I’m stuttering, but I’m so confused right now.

“Fuck me,” he whispers. I think he’s trying to be seductive, but I can hear how raw his voice is, even through the quiet words.

He kisses me again, parting his lips this time and trying to push his tongue into my mouth. At the same time, he puts his hand between us to palm my also-soft cock, and the weird sensation makes me jump.

“Cade,” I say, pulling back as far as I can despite the headboard behind me. “No. What? We can’t—you’re hurt.”

“I’m always a mess. It’s just a couple bruises. Come on, I was an asshole tonight. Don’t you want to punish me? Show me what you think of me?”

My mouth is literally hanging open at this point. Cade comes out with a lot of random shit, but I don’t think he’s ever said anything that’s thrown me sideways quite as much as this.

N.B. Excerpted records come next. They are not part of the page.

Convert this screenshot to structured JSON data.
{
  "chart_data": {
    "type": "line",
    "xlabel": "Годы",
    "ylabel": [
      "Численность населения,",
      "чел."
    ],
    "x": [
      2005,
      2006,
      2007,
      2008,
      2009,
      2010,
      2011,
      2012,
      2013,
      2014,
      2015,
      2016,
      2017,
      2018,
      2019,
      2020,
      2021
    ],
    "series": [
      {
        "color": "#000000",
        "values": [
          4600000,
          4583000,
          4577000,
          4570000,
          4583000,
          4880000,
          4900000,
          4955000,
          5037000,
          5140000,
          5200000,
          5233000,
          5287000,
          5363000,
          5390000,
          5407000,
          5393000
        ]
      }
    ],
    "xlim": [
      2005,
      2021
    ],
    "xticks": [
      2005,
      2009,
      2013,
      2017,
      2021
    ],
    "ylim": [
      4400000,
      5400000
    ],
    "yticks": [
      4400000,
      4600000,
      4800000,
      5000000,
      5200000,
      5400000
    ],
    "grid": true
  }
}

The sex we had was never vanilla. We started out weird, and got weirder from there. And recently he’s been pushing the degradation stuff more. I noticed, but I just thought he was finding himself, or something. I have a weakness for dirty talk anyway, so what does it matter if I’m calling him a little bitch, as long as that’s what he’s into? I did a little googling, this is all stuff that healthy people in good relationships can do.

A part of me worried a little that it was coming from a bad place, but I’m a worrier. It didn’t seem right to judge what he wanted.